Da un secolo o poco più letteratura, poesia, arte hanno abbandonato ciò che è descrizione conclusiva, definitoria, realistica anche se non necessariamente fedele alla realtà. I parametri di questa venivano comunque rispettati, ciò che caratterizzava nell’800 la forma romanzo e il realismo figurativo.
Si sono poi fatta strada l’allusività, le metafore, la simbologia. La coerenza formale è divenuto un optional. Questo, forse anche in reazione al grande sviluppo delle scienze “dure” e della tecnologia, che almeno in apparenza si fondano (si fondavano?) su un pensiero consequenziale e ordinato, e sulla verificabilità.
Tuttavia, la ricerca di un ordine controllato e di una consequenzialità, messa in atto già ben prima dell’epoca cartesiana, entrava perfino nella poesia, con prescrizioni e forme come la rima o la forma – sonetto; non a caso, anche queste abbandonate nella attuale creatività.
E’ questa temperie culturale che ci ha aiutato a rivedere il nostro rapporto con la follia, cessando di privilegiare in assoluto ordine e ragione; senza questo cambiamento, non sarebbero stati possibili i cambiamenti operativi verificatisi nella assistenza psichiatrica.
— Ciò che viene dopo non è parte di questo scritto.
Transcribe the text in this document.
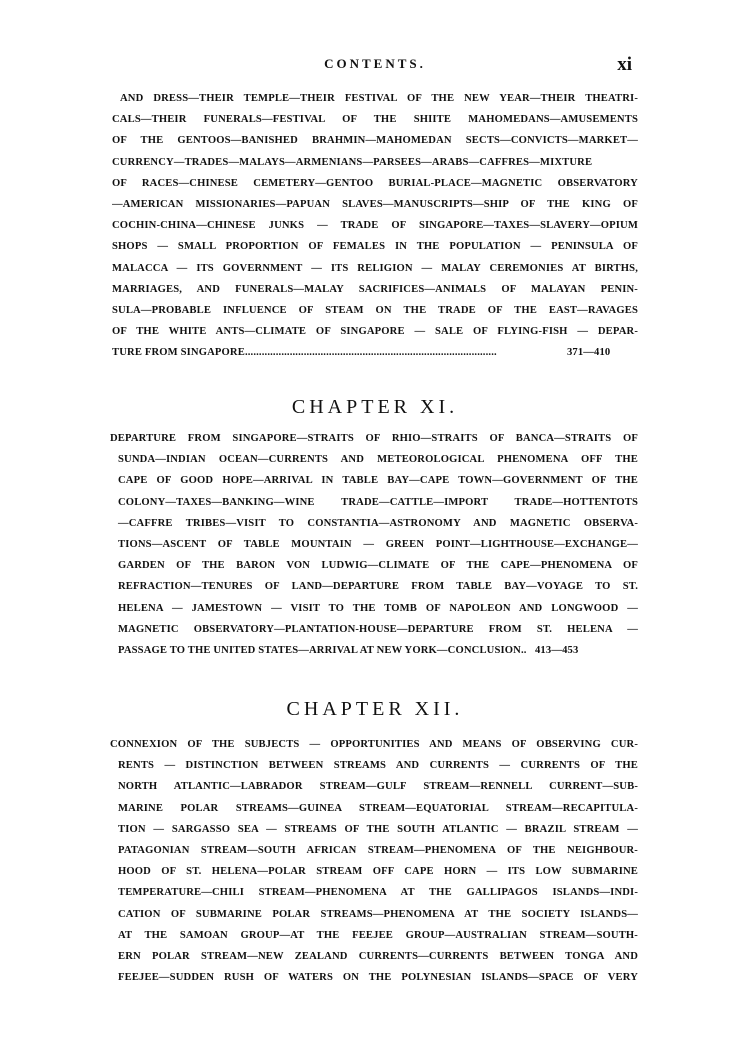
CONTENTS.	xi
AND DRESS—THEIR TEMPLE—THEIR FESTIVAL OF THE NEW YEAR—THEIR THEATRI-
CALS—THEIR FUNERALS—FESTIVAL OF THE SHIITE MAHOMEDANS—AMUSEMENTS
OF THE GENTOOS—BANISHED BRAHMIN—MAHOMEDAN SECTS—CONVICTS—MARKET—
CURRENCY—TRADES—MALAYS—ARMENIANS—PARSEES—ARABS—CAFFRES—MIXTURE
OF RACES—CHINESE CEMETERY—GENTOO BURIAL-PLACE—MAGNETIC OBSERVATORY
—AMERICAN MISSIONARIES—PAPUAN SLAVES—MANUSCRIPTS—SHIP OF THE KING OF
COCHIN-CHINA—CHINESE JUNKS — TRADE OF SINGAPORE—TAXES—SLAVERY—OPIUM
SHOPS — SMALL PROPORTION OF FEMALES IN THE POPULATION — PENINSULA OF
MALACCA — ITS GOVERNMENT — ITS RELIGION — MALAY CEREMONIES AT BIRTHS,
MARRIAGES, AND FUNERALS—MALAY SACRIFICES—ANIMALS OF MALAYAN PENIN-
SULA—PROBABLE INFLUENCE OF STEAM ON THE TRADE OF THE EAST—RAVAGES
OF THE WHITE ANTS—CLIMATE OF SINGAPORE — SALE OF FLYING-FISH — DEPAR-
TURE FROM SINGAPORE..........................................................................................	371—410
CHAPTER XI.
DEPARTURE FROM SINGAPORE—STRAITS OF RHIO—STRAITS OF BANCA—STRAITS OF
SUNDA—INDIAN OCEAN—CURRENTS AND METEOROLOGICAL PHENOMENA OFF THE
CAPE OF GOOD HOPE—ARRIVAL IN TABLE BAY—CAPE TOWN—GOVERNMENT OF THE
COLONY—TAXES—BANKING—WINE TRADE—CATTLE—IMPORT TRADE—HOTTENTOTS
—CAFFRE TRIBES—VISIT TO CONSTANTIA—ASTRONOMY AND MAGNETIC OBSERVA-
TIONS—ASCENT OF TABLE MOUNTAIN — GREEN POINT—LIGHTHOUSE—EXCHANGE—
GARDEN OF THE BARON VON LUDWIG—CLIMATE OF THE CAPE—PHENOMENA OF
REFRACTION—TENURES OF LAND—DEPARTURE FROM TABLE BAY—VOYAGE TO ST.
HELENA — JAMESTOWN — VISIT TO THE TOMB OF NAPOLEON AND LONGWOOD —
MAGNETIC OBSERVATORY—PLANTATION-HOUSE—DEPARTURE FROM ST. HELENA —
PASSAGE TO THE UNITED STATES—ARRIVAL AT NEW YORK—CONCLUSION.. 413—453
CHAPTER XII.
CONNEXION OF THE SUBJECTS — OPPORTUNITIES AND MEANS OF OBSERVING CUR-
RENTS — DISTINCTION BETWEEN STREAMS AND CURRENTS — CURRENTS OF THE
NORTH ATLANTIC—LABRADOR STREAM—GULF STREAM—RENNELL CURRENT—SUB-
MARINE POLAR STREAMS—GUINEA STREAM—EQUATORIAL STREAM—RECAPITULA-
TION — SARGASSO SEA — STREAMS OF THE SOUTH ATLANTIC — BRAZIL STREAM —
PATAGONIAN STREAM—SOUTH AFRICAN STREAM—PHENOMENA OF THE NEIGHBOUR-
HOOD OF ST. HELENA—POLAR STREAM OFF CAPE HORN — ITS LOW SUBMARINE
TEMPERATURE—CHILI STREAM—PHENOMENA AT THE GALLIPAGOS ISLANDS—INDI-
CATION OF SUBMARINE POLAR STREAMS—PHENOMENA AT THE SOCIETY ISLANDS—
AT THE SAMOAN GROUP—AT THE FEEJEE GROUP—AUSTRALIAN STREAM—SOUTH-
ERN POLAR STREAM—NEW ZEALAND CURRENTS—CURRENTS BETWEEN TONGA AND
FEEJEE—SUDDEN RUSH OF WATERS ON THE POLYNESIAN ISLANDS—SPACE OF VERY
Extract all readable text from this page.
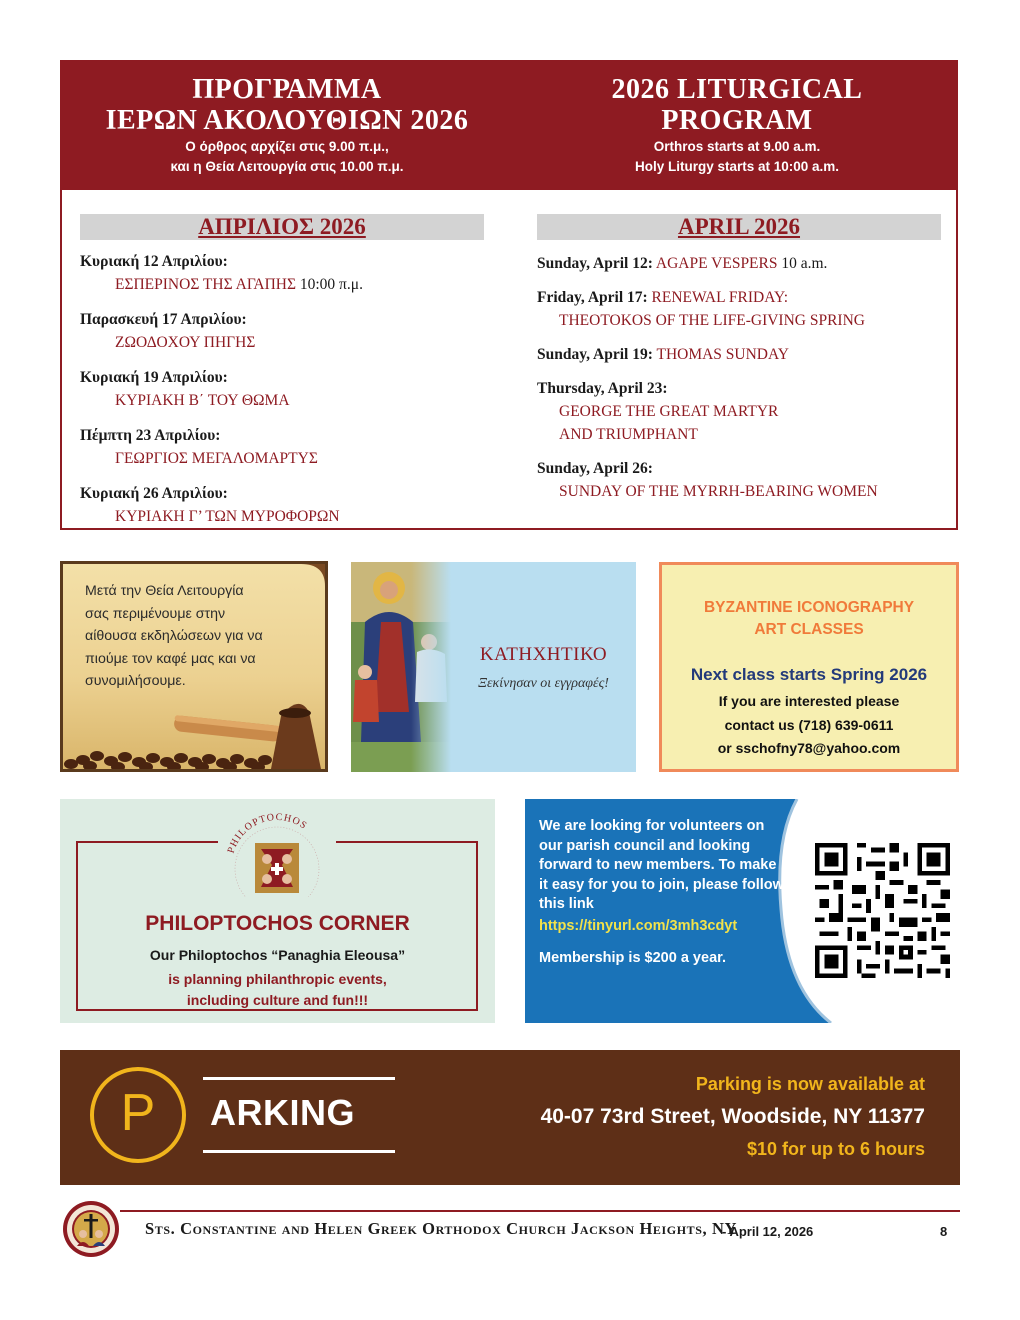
ΠΡΟΓΡΑΜΜΑ
ΙΕΡΩΝ ΑΚΟΛΟΥΘΙΩΝ 2026
Ο όρθρος αρχίζει στις 9.00 π.μ.,
και η Θεία Λειτουργία στις 10.00 π.μ.
2026 LITURGICAL
PROGRAM
Orthros starts at 9.00 a.m.
Holy Liturgy starts at 10:00 a.m.
ΑΠΡΙΛΙΟΣ 2026	APRIL 2026
Κυριακή 12 Απριλίου:
ΕΣΠΕΡΙΝΟΣ ΤΗΣ ΑΓΑΠΗΣ 10:00 π.μ.
Παρασκευή 17 Απριλίου:
ΖΩΟΔΟΧΟΥ ΠΗΓΗΣ
Κυριακή 19 Απριλίου:
ΚΥΡΙΑΚΗ Β΄ ΤΟΥ ΘΩΜΑ
Πέμπτη 23 Απριλίου:
ΓΕΩΡΓΙΟΣ ΜΕΓΑΛΟΜΑΡΤΥΣ
Κυριακή 26 Απριλίου:
ΚΥΡΙΑΚΗ Γ’ ΤΩΝ ΜΥΡΟΦΟΡΩΝ
Sunday, April 12: AGAPE VESPERS 10 a.m.
Friday, April 17: RENEWAL FRIDAY:
THEOTOKOS OF THE LIFE-GIVING SPRING
Sunday, April 19: THOMAS SUNDAY
Thursday, April 23:
GEORGE THE GREAT MARTYR
AND TRIUMPHANT
Sunday, April 26:
SUNDAY OF THE MYRRH-BEARING WOMEN
Μετά την Θεία Λειτουργία
σας περιμένουμε στην
αίθουσα εκδηλώσεων για να
πιούμε τον καφέ μας και να
συνομιλήσουμε.
ΚΑΤΗΧΗΤΙΚΟ
Ξεκίνησαν οι εγγραφές!
BYZANTINE ICONOGRAPHY
ART CLASSES
Next class starts Spring 2026
If you are interested please
contact us (718) 639-0611
or sschofny78@yahoo.com
PHILOPTOCHOS
PHILOPTOCHOS CORNER
Our Philoptochos “Panaghia Eleousa”
is planning philanthropic events,
including culture and fun!!!
We are looking for volunteers on our parish council and looking forward to new members. To make it easy for you to join, please follow this link
https://tinyurl.com/3mh3cdyt
Membership is $200 a year.
P	ARKING
Parking is now available at
40-07 73rd Street, Woodside, NY 11377
$10 for up to 6 hours
Sts. Constantine and Helen Greek Orthodox Church Jackson Heights, NY
- April 12, 2026	8
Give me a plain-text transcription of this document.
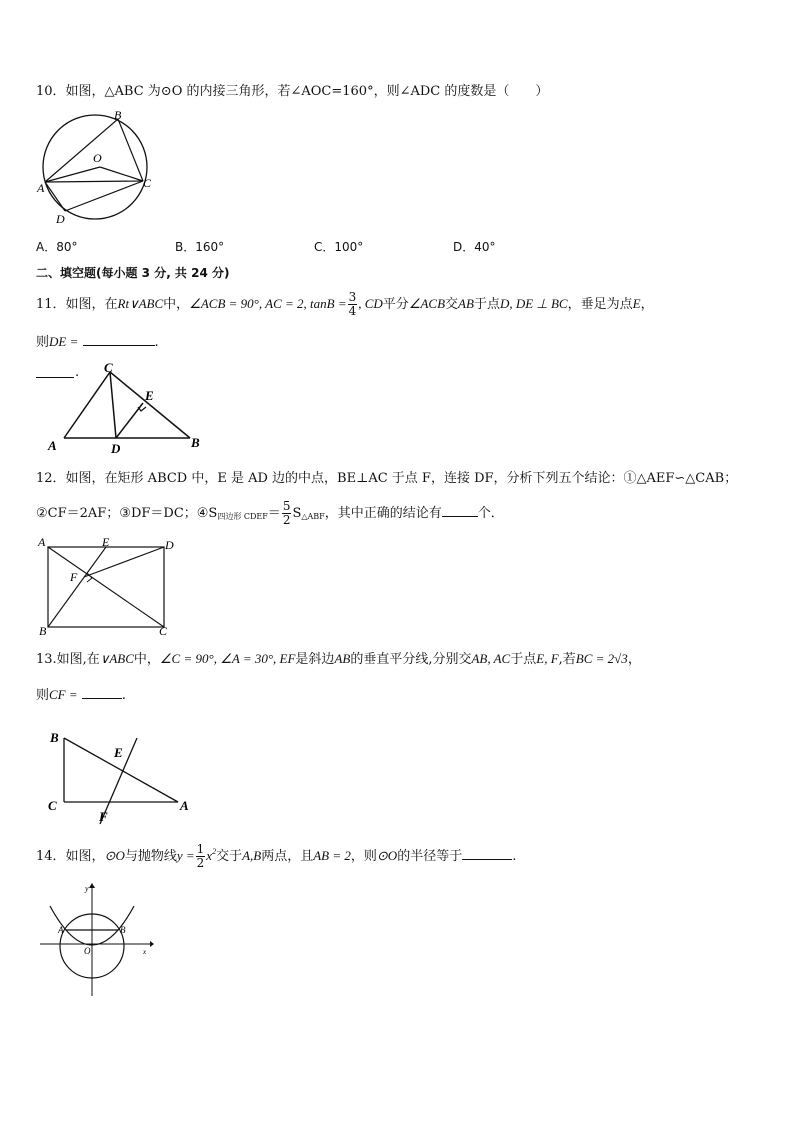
10．如图，△ABC 为⊙O 的内接三角形，若∠AOC=160°，则∠ADC 的度数是（　　）
B
O
A	C
D
A．80°	B．160°	C．100°	D．40°
二、填空题(每小题 3 分, 共 24 分)
11．如图，在Rt∨ABC中，∠ACB = 90°, AC = 2, $\tan B = \frac{3}{4}$ , CD平分∠ACB交AB于点D, DE ⊥ BC，垂足为点E，
则DE =	.
. C
E
A	D	B
12．如图，在矩形 ABCD 中，E 是 AD 边的中点，BE⊥AC 于点 F，连接 DF，分析下列五个结论：①△AEF∽△CAB；
②CF＝2AF；③DF＝DC；$④S_{四边形 CDEF}= \frac{5}{2} S_{\triangle ABF}$，其中正确的结论有	个．
A	E	D
F
B	C
13.如图,在∨ABC中，∠C = 90°, ∠A = 30°, EF是斜边AB的垂直平分线,分别交AB, AC于点E, F,若BC = 2√3，
则CF =	.
B
E
C	A
F
14．如图，⊙O与抛物线$y = \frac{1}{2} x^2$交于A,B两点，且AB = 2，则⊙O的半径等于	.
y
A	B
O	x
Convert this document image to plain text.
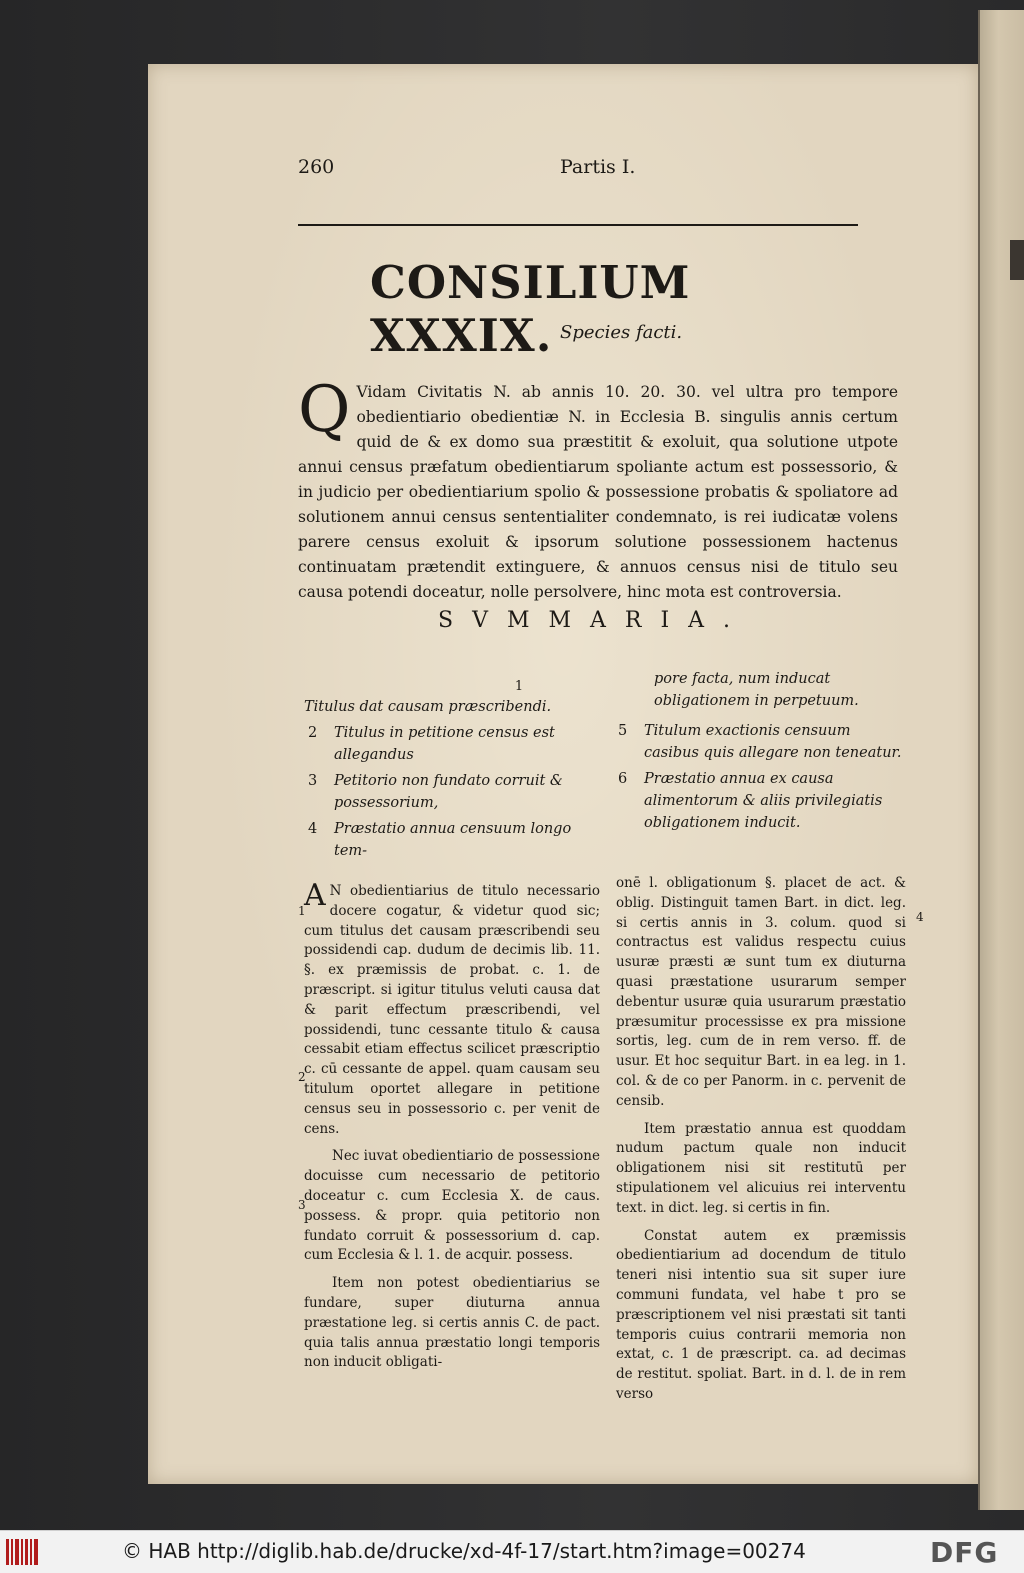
260	Partis I.
CONSILIUM XXXIX. Species facti.
Q Vidam Civitatis N. ab annis 10. 20. 30. vel ultra pro tempore obedientiario obedientiæ N. in Ecclesia B. singulis annis certum quid de & ex domo sua præstitit & exoluit, qua solutione utpote annui census præfatum obedientiarum spoliante actum est possessorio, & in judicio per obedientiarium spolio & possessione probatis & spoliatore ad solutionem annui census sententialiter condemnato, is rei iudicatæ volens parere census exoluit & ipsorum solutione possessionem hactenus continuatam prætendit extinguere, & annuos census nisi de titulo seu causa potendi doceatur, nolle persolvere, hinc mota est controversia.

SVMMARIA.
1
Titulus dat causam præscribendi.
2 Titulus in petitione census est allegandus
3 Petitorio non fundato corruit & possessorium,
4 Præstatio annua censuum longo tem-
pore facta, num inducat obligationem in perpetuum.
5 Titulum exactionis censuum casibus quis allegare non teneatur.
6 Præstatio annua ex causa alimentorum & aliis privilegiatis obligationem inducit.

A N obedientiarius de titulo necessario docere cogatur, & videtur quod sic; cum titulus det causam præscribendi seu possidendi cap. dudum de decimis lib. 11. §. ex præmissis de probat. c. 1. de præscript. si igitur titulus veluti causa dat & parit effectum præscribendi, vel possidendi, tunc cessante titulo & causa cessabit etiam effectus scilicet præscriptio c. cū cessante de appel. quam causam seu titulum oportet allegare in petitione census seu in possessorio c. per venit de cens.

Nec iuvat obedientiario de possessione docuisse cum necessario de petitorio doceatur c. cum Ecclesia X. de caus. possess. & propr. quia petitorio non fundato corruit & possessorium d. cap. cum Ecclesia & l. 1. de acquir. possess.

Item non potest obedientiarius se fundare, super diuturna annua præstatione leg. si certis annis C. de pact. quia talis annua præstatio longi temporis non inducit obligati-

onē l. obligationum §. placet de act. & oblig. Distinguit tamen Bart. in dict. leg. si certis annis in 3. colum. quod si contractus est validus respectu cuius usuræ præsti æ sunt tum ex diuturna quasi præstatione usurarum semper debentur usuræ quia usurarum præstatio præsumitur processisse ex pra missione sortis, leg. cum de in rem verso. ff. de usur. Et hoc sequitur Bart. in ea leg. in 1. col. & de co per Panorm. in c. pervenit de censib.

Item præstatio annua est quoddam nudum pactum quale non inducit obligationem nisi sit restitutū per stipulationem vel alicuius rei interventu text. in dict. leg. si certis in fin.

Constat autem ex præmissis obedientiarium ad docendum de titulo teneri nisi intentio sua sit super iure communi fundata, vel habe t pro se præscriptionem vel nisi præstati sit tanti temporis cuius contrarii memoria non extat, c. 1 de præscript. ca. ad decimas de restitut. spoliat. Bart. in d. l. de in rem verso

1
2
3
4
© HAB http://diglib.hab.de/drucke/xd-4f-17/start.htm?image=00274	DFG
Il paziente mentale ha cessato di apparirci come totalmente alieno; senza che i concetti di salute o di sofferenza mentale abbiano perso senso e valore, la sua inquietudine è la nostra inquietudine, per rifarci al termine scelto da Fernando Pessoa in un’opera che volutamente rinunzia alla forma – racconto in favore di notazioni e intuizioni espresse in libertà.
C’è la crisi della identità personale, la difficoltà di sapere chi siamo realmente; il disaccordo con noi stessi; il rapporto ambiguo con il principio di realtà, vissuto come limitativo e frustrante ma rassicurante, fondato com’è anche sulla capacità di dare un nome alle cose; la funzione di compromesso svolta dalla creatività artistica e dal libero fantasticare; il faticoso rapporto con le proprie emozioni.
Ci si può interrogare sul possibile significato psicopatologico personale di certe creazioni letterarie e artistiche, magari quelle di un Rimbaud o di Verlaine; ma in realtà non è questo il punto, come appare chiaramente pensando ad antichi Autori come Torquato Tasso. Egli ha avuto crisi psicotiche necessitanti anche di ricovero; ma ciò non gli ha impedito di adeguarsi a forme poetiche standardizzate e, sul piano dei contenuti, alla conformistica adesione all’ideologia della controriforma. Altri tempi. Lo scrittore di oggi può sostenere che “passare dai fantasmi della fede agli spettri della ragione è solamente un cambiare di cella”. Cambiato il concetto di verità. Si persegue la libertà, anche dalla ragione classica; ma essere liberi può significare anche perdersi, o comunque confrontarsi con l‘angoscia.
Tutto ciò ha creato i presupposti per l’apertura di nuove strade al nostro operare, divenuto più faticoso e complesso ma più gratificante.